NPOが連携して「備える」倉庫完成

食品やリサイクル品を備蓄し、災害時は救援物資などに活用するNPOの拠点が、愛知県大口町にできました。

災害救援に取り組むNPO法人「レスキューストックヤード」(名古屋市東区、TEL 052-253-7550)が民間の倉庫を借り受け、昨年12月から最低1年半の計画で運用を開始。延べ約400平方㍍の一部2階建ての倉庫には、すでに非常食などが運び込まれています。

NPO間の連携のため愛知県大口町に整備されている倉庫
NPO間の連携のため愛知県大口町に整備されている倉庫

大地震などの災害時には、さまざまな救援物資が必要とされますが、被災者のいらないものが大量に送られて山積みとなったり、ボランティアらが整理に追われたりする状況は「物資による二次災害」とまで指摘されます。

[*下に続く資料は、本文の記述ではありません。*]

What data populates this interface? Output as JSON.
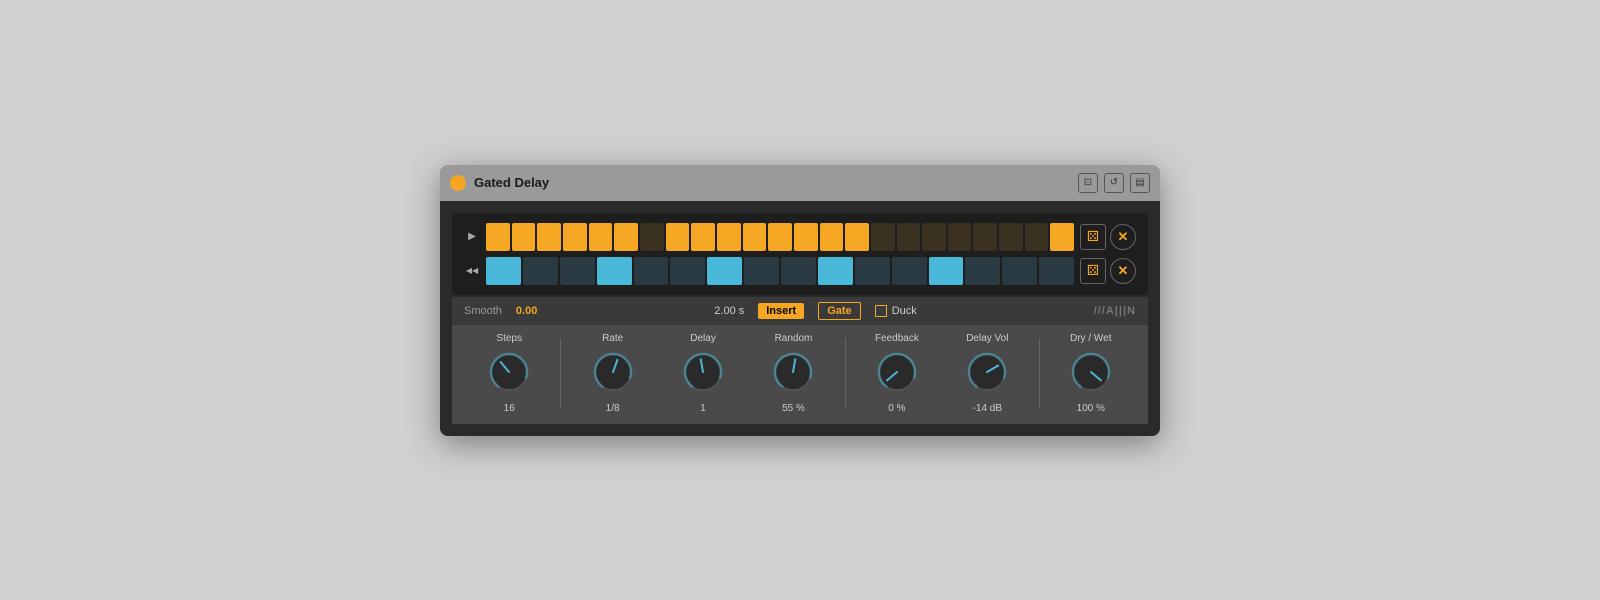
{
  "window": {
    "title": "Gated Delay"
  },
  "titlebar": {
    "power_label": "●",
    "icons": [
      "⊡",
      "↺",
      "💾"
    ]
  },
  "sequencer": {
    "row1": {
      "play_symbol": "▶",
      "cells": [
        "orange",
        "orange",
        "orange",
        "orange",
        "orange",
        "orange",
        "dark",
        "orange",
        "orange",
        "orange",
        "orange",
        "orange",
        "orange",
        "orange",
        "orange",
        "dark",
        "dark",
        "dark",
        "dark",
        "dark",
        "dark",
        "dark",
        "orange"
      ]
    },
    "row2": {
      "play_symbol": "◀◀",
      "cells": [
        "cyan",
        "dark-blue",
        "dark-blue",
        "cyan",
        "dark-blue",
        "dark-blue",
        "cyan",
        "dark-blue",
        "dark-blue",
        "cyan",
        "dark-blue",
        "dark-blue",
        "cyan",
        "dark-blue",
        "dark-blue",
        "dark-blue"
      ]
    }
  },
  "bottom_bar": {
    "smooth_label": "Smooth",
    "smooth_value": "0.00",
    "time_value": "2.00 s",
    "insert_label": "Insert",
    "gate_label": "Gate",
    "duck_label": "Duck",
    "brand": "///A|||N"
  },
  "knobs": [
    {
      "id": "steps",
      "label": "Steps",
      "value": "16",
      "angle": -40,
      "color": "#4ab8d8"
    },
    {
      "id": "rate",
      "label": "Rate",
      "value": "1/8",
      "angle": 20,
      "color": "#4ab8d8"
    },
    {
      "id": "delay",
      "label": "Delay",
      "value": "1",
      "angle": -10,
      "color": "#4ab8d8"
    },
    {
      "id": "random",
      "label": "Random",
      "value": "55 %",
      "angle": 10,
      "color": "#4ab8d8"
    },
    {
      "id": "feedback",
      "label": "Feedback",
      "value": "0 %",
      "angle": -130,
      "color": "#4ab8d8"
    },
    {
      "id": "delay-vol",
      "label": "Delay Vol",
      "value": "-14 dB",
      "angle": 60,
      "color": "#4ab8d8"
    },
    {
      "id": "dry-wet",
      "label": "Dry / Wet",
      "value": "100 %",
      "angle": 130,
      "color": "#4ab8d8"
    }
  ],
  "separators": [
    1,
    4,
    6
  ]
}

同法人は20年前の阪神・淡路大震災などを教訓に、行政だけでは対応できないきめ細かい物資管理や送り方を考え、東日本大震災時にも名古屋市内の倉庫で救援物資を「パック化」して東北に送り届けました。今回、ボランティア用資機材などを含む物資が増えたことや、他のNPOとの連携を深めるためにも新しい倉庫を借りることに。民間企業の荷物などを引き受けることでの収益化も目指します。

代表理事の栗田暢之さんは「普段は別々のものを扱うNPOが災害時にしっかり連携できる。新しいビジネスモデルもつくってNPOが自立し、次の災害に備えたい」と話しています。